I’ve been honored to participate in the worship track this fall here in DTS. Before it began, I thought I was going to learn how to lead worship… but God had a different plan. He has used every ounce of this class to teach me much more than singing songs and strumming a guitar: He’s taught me about my identity. The act of worship leading is introducing me to the importance of knowing who I belong to in every facet of life; not just singing in front of people.
The act of worship leading is introducing me to the importance of knowing who I belong to in every facet of life; not just singing in front of people.
The very first time I led worship on YWAM Louisville’s base was ironically the same day Carmelita Landers started her teaching on identity. I knew God was up to something. And then, when I messed up on stage not once, but multiple times in one session, I knew God was really up to something. It’s a lot like God to preface the start of “Identity Week” with my own personal identity crisis (which now, I appreciate the hilarity of it all).
When I stepped down off the stage after worship was over, I knew the truth I wanted to believe. I wanted to believe that everything was okay, it wasn’t a big deal, and no one expects me to be perfect. For a couple hours this worked, but I had to fight really hard to shrug it off and avoid running into a corner to bawl my eyes out. It’s funny how singing a chorus at the wrong time (twice), or singing the wrong words had such an affect on who I was, but that is what God used to crack open my heart wide to Him.

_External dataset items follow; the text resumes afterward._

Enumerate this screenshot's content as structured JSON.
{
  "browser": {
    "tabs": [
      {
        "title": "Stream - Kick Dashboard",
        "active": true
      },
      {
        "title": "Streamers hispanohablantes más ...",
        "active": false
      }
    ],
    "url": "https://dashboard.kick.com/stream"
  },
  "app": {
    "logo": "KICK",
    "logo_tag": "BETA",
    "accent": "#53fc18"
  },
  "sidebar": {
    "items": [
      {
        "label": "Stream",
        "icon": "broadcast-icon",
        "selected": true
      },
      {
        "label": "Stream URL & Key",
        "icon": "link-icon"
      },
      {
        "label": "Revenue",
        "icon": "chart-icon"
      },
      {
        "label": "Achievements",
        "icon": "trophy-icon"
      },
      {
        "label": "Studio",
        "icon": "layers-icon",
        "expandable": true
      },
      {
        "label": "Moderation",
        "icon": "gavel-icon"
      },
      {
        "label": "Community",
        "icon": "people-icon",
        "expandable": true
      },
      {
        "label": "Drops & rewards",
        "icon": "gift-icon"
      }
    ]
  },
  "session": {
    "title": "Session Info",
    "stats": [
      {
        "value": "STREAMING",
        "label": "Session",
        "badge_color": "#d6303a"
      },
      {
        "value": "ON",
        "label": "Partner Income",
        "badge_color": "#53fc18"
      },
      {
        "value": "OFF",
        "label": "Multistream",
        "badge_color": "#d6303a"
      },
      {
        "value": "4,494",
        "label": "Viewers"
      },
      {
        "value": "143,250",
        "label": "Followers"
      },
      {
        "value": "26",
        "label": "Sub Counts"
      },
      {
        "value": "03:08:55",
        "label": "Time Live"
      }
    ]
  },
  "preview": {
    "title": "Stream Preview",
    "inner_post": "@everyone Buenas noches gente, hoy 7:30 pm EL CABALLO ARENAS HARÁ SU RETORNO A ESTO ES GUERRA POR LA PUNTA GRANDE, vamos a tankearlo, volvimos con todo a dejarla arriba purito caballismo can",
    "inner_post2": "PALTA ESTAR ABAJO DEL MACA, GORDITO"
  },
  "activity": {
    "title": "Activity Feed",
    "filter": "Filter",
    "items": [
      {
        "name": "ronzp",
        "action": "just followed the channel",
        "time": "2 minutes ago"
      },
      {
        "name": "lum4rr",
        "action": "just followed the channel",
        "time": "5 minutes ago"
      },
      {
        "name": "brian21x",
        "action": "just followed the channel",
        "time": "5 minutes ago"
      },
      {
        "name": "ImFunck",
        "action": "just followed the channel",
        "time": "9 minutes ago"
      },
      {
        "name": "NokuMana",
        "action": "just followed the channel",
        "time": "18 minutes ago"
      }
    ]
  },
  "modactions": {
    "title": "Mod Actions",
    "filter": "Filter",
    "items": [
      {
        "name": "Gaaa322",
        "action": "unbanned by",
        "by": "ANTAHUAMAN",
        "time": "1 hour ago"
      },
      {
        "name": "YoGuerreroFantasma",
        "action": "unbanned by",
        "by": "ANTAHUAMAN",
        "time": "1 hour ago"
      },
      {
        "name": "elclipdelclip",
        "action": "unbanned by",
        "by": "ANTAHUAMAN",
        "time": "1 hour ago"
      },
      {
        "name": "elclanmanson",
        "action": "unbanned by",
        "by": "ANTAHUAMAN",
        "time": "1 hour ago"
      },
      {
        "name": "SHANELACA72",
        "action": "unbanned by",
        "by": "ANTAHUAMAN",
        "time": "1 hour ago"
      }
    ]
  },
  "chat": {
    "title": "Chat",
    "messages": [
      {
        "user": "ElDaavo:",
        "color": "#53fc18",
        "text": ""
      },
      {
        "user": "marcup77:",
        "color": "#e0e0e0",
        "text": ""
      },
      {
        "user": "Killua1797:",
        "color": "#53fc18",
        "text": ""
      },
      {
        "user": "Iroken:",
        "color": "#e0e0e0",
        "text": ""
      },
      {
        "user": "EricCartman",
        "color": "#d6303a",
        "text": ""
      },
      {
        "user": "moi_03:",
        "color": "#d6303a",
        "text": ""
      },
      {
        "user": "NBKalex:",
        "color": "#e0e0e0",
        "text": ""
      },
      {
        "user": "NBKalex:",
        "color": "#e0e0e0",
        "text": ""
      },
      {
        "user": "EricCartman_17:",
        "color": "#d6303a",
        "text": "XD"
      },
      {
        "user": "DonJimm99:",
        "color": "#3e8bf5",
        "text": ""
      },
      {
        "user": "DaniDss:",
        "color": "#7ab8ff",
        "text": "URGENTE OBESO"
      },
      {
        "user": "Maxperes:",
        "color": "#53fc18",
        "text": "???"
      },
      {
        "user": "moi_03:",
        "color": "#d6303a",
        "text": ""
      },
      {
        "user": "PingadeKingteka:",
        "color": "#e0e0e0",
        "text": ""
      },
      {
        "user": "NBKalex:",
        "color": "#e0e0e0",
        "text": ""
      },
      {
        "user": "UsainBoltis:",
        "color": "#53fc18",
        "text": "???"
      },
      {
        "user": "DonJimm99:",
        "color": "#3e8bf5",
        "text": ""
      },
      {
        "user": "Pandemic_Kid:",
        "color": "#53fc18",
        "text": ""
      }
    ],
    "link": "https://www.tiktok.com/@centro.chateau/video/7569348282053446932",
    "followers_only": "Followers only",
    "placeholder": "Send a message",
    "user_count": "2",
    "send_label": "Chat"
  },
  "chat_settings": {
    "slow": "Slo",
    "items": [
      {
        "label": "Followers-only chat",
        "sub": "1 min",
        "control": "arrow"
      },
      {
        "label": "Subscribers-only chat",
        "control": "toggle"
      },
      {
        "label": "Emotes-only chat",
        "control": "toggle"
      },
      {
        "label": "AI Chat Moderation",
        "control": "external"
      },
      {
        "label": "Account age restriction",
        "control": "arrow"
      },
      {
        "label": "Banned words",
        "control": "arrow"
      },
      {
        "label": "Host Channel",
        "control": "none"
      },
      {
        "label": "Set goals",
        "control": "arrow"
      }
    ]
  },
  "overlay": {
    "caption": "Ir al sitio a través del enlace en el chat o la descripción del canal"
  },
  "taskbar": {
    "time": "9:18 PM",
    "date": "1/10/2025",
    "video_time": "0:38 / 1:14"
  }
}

Our wonderful teacher, Carmelita, began the week informing us that our identity is in what Jesus has done for us and that recognizing our lies is crucial in order to walk in freedom. I immediately began to see the lies about my singing and leadership. I started to receive grace and heard the Lord speak to me, “Growth takes time. Even gaining confidence is a process, but it’s a process I am proud to walk with you in.”
Our identity is in what Jesus has done for us and recognizing our lies is crucial in order to walk in freedom.
A little later into the week I still felt the sting of failure. Relinquishing my false identity took more time than one big moment because lies have a way of coming from different angles. I still had lingering emotions of not being good enough due to my “performance”. So, I broke again. I asked the Lord why He put me up on stage when He knew I would fail. And once again, the Lord spoke to me saying, “I still want you up on stage even though you’re imperfect. You’re my daughter and I am proud of you 100% of the time through anything. My love has no limitations or boundaries. I don’t care what anyone thinks when it comes to loving you and putting you on display. When you make mistakes, I still rejoice in who you are. You are mine.”
Relinquishing my false identity took more time than one big moment.
With this, I became so enamored by His tender and beautiful Father-heart for me. So, my application is this: when I go out into any uncomfortable situation I will remember I belong to God. If I fear the opinion of man at any time, I will remember I belong to God. When I hit the wrong note or sing in the wrong key, my Jesus is proud and is singing in the wrong key with me. When I am in Kroger and want to pray for a stranger, I will not fear for I belong to God. When I am asked to speak in front of a group of highly educated individuals, I will not fear for I belong to God. When I step away from a situation I miserably failed in with a smile and deep freedom, I will know it’s because I belong to someone who sees much more than what I can bring.
Laura is in our current Discipleship Training School and is a part of the Worship Elective! She has a huge heart to genuinely love people and relate in a way that honors others and honors God. Laura has many talents and many interests. You might find her playing soccer, hiking, reading a book, drinking good coffee or simply being an awesome friend!